As a matter of course, the present invention can be used not only when the bathroom is used for the drying room but also for heating the bathroom.

[Brief description of the drawings]

FIG. 1 is an illustrative view showing an air conditioning system to which an embodiment of the present invention is applied;

FIG. 2 is an illustrative view showing one embodiment of the present invention;

FIG. 3 is a sectional view taken along line III-III in FIG. 2;

FIG. 4 is an illustrative view showing a flow of air in a drying / heating mode;

FIG. 5 is a sectional view taken along line VV in FIG. 4;

FIG. 6 is a flowchart showing an air supply amount control operation in a drying / heating mode.

[Explanation of symbols]

 DESCRIPTION OF SYMBOLS 10 ... Air conditioner 12a-12d ... Room 13 ... Drying room 52 ... Air supply fan 58 ... Exhaust fan 74 ... Drying air supply opening 76 ... Drying return air opening 124 ... VAV unit 126 ... Room thermo

──────────────────────────────────────────────────続 き Continuing on the front page (72) Inventor Isamu Tanabe 5-1-1, Mami Minami, Koryo-cho, Kitakatsuragi-gun, Nara Prefecture Inside Tanabe Giken Co., Ltd. (72) Inventor Shuzo Akita Hirade Kogyo Co., Ltd. Housing complex 28: Kubota Train Co., Ltd.
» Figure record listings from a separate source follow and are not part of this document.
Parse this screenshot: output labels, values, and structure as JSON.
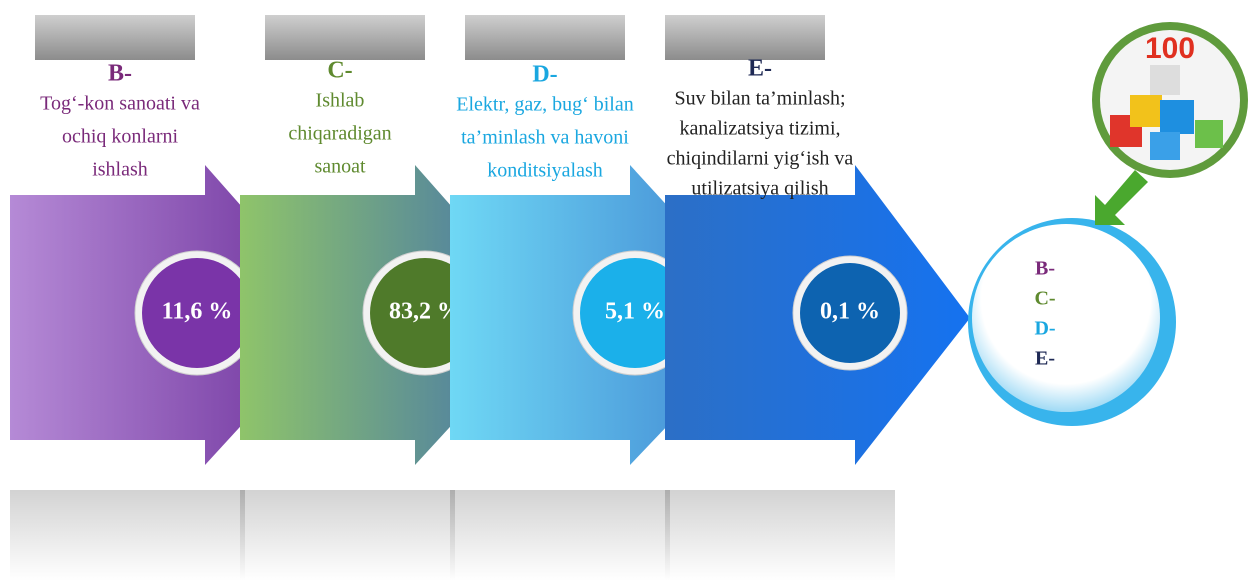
{
  "items": [
    {
      "code": "B-",
      "lines": [
        "Tog‘-kon sanoati va",
        "ochiq konlarni",
        "ishlash"
      ],
      "value": "11,6 %"
    },
    {
      "code": "C-",
      "lines": [
        "Ishlab",
        "chiqaradigan",
        "sanoat"
      ],
      "value": "83,2 %"
    },
    {
      "code": "D-",
      "lines": [
        "Elektr, gaz, bug‘ bilan",
        "ta’minlash va havoni",
        "konditsiyalash"
      ],
      "value": "5,1 %"
    },
    {
      "code": "E-",
      "lines": [
        "Suv bilan ta’minlash;",
        "kanalizatsiya tizimi,",
        "chiqindilarni yig‘ish va",
        "utilizatsiya qilish"
      ],
      "value": "0,1 %"
    }
  ],
  "legend": [
    "B-",
    "C-",
    "D-",
    "E-"
  ],
  "badge": "100"
}
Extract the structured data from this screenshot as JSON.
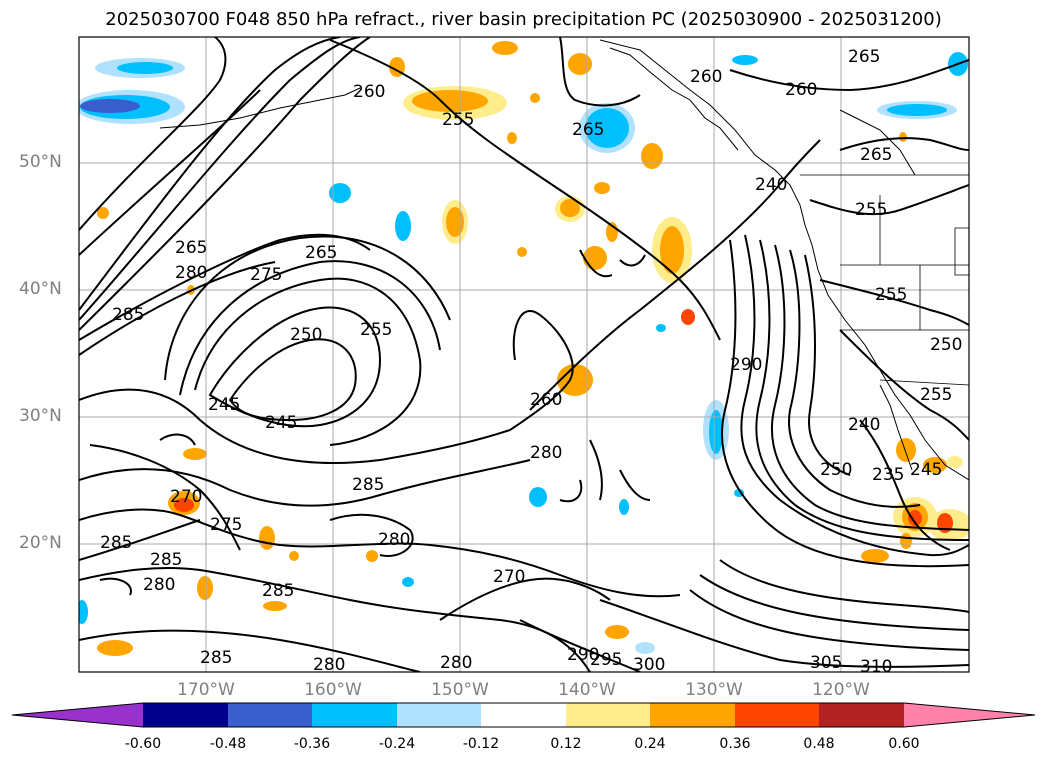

Tochigi Plant (72) Inventor Masaaki Shinohara Uchinomiya City, Tochigi Prefecture 28 Tochigi Plant Co., Ltd. (72) Inventor Ken Nakano 28: Hirade Industrial Park, Utsunomiya City, Tochigi Prefecture Kubota Train 28 Inside the Tochigi Plant (72) Inventor Shogo Tomita 28 Hirade Industrial Park, Utsunomiya City, Tochigi Prefecture Inside Kubota Train Co., Ltd. (72) Toshikazu Okumura 1-1-1, Hama, Amagasaki City, Hyogo Prefecture Kubota Corporation Inside the Technology Development Laboratory (72) Inventor Masafumi Inoue 1-1-1 Hama, Amagasaki City, Hyogo Prefecture Kubota Corporation Operative development in the Laboratory (56) Reference Patent flat 5-272841 (JP, A) JitsuHiraku flat 7-6680 (JP, U) (58 ) investigated the field (Int.Cl. ^7, DB name) F24F 3 / 044

Claims (1)

(57) [Claims] An air supply fan for sucking outside air from outside and return air from a plurality of rooms to be air-conditioned and supplying air-conditioned air to each of the plurality of rooms; An exhaust fan that discharges return air from outside to the outside; a drying air supply passage that communicates an outlet of the air supply fan with a drying chamber; a drying return air passage that communicates an inlet of the exhaust fan with the drying chamber; A heater provided in the air supply passage for drying, a first damper for supplying air to the drying chamber, and a second damper for exhausting air from the drying chamber, and a total required air volume required in each of the plurality of rooms; When the sum of the air supply amount to be supplied to the drying chamber exceeds the maximum air supply amount of the air supply fan, an air amount obtained by subtracting an excessive air amount from the entire required air amount is supplied to the entire plurality of rooms. to the air conditioner.